I love you. That’s the most important thing. That I love you and our life together. That I love what we have very much. I see your face every night when I shut down my head, in a new bed in a new room in a new hotel, wherever the company gets a discount. Your voice is the sound that every morning wakes me.
But sometimes I just lose it. I’m ashamed, but I do.
It happens when I’m too far out, when I’ve been gone for an extended stretch and everything like a dream just fades away for me.
I forget who I am, what joy I have.
I have sex with other women.
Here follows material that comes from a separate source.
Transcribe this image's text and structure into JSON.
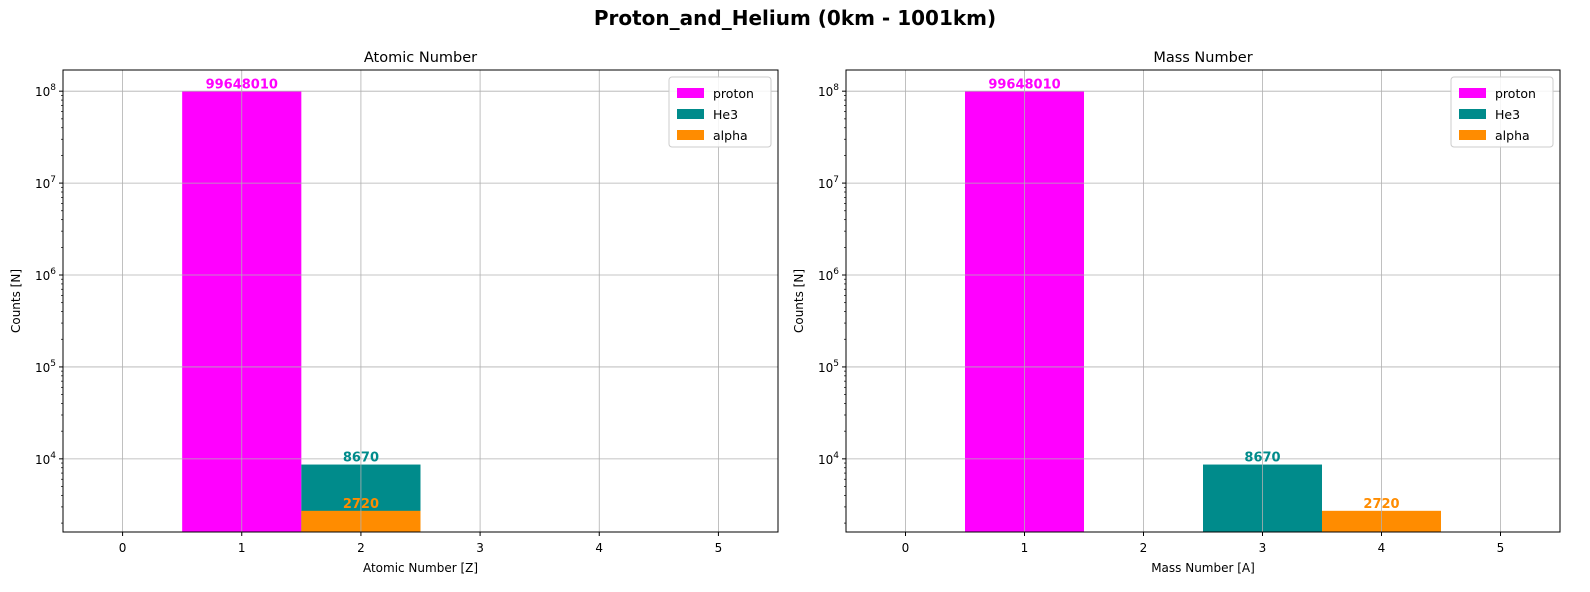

This has never happened in LA, only on the road, and there is never any emotional involvement on my part. The sex is always safe. Or mostly safe. I promise to get tested.
Better that you find this out from me than online.
You don’t want to go online, Monica, you don’t want details. It sounds perverse, I know, but: Trust me.
I will never cheat on you again. Or even be in contact with these women. I will go, alone or with you or both, to counseling of your choosing. And I will stop taking Modafinil (Provigil), and I will stop posting on men’s rights subreddits (under all my names). All of that brute shit I wrote about your parents I didn’t mean. And I will repay the money, about $70,000, which I took from the 401(k). I never did make those investments. And what investments I did make failed.
I’m currently on the phone, on hold, trying to cancel the Visa.
And now I’m off—to figure out how to contain that other damage: the professional damage. I want to keep my job. I want to keep my wife. I’ll be back in LA by Wednesday, this letter should land there by Mon or Tues. How many times have you reread it already? Or is it shredded? If you prefer that I don’t come home, just say so, but don’t email. Tie a ribbon that isn’t yellow to the front yard oak and I’ll stay away—Monica, I’ll check every day until it’s gone.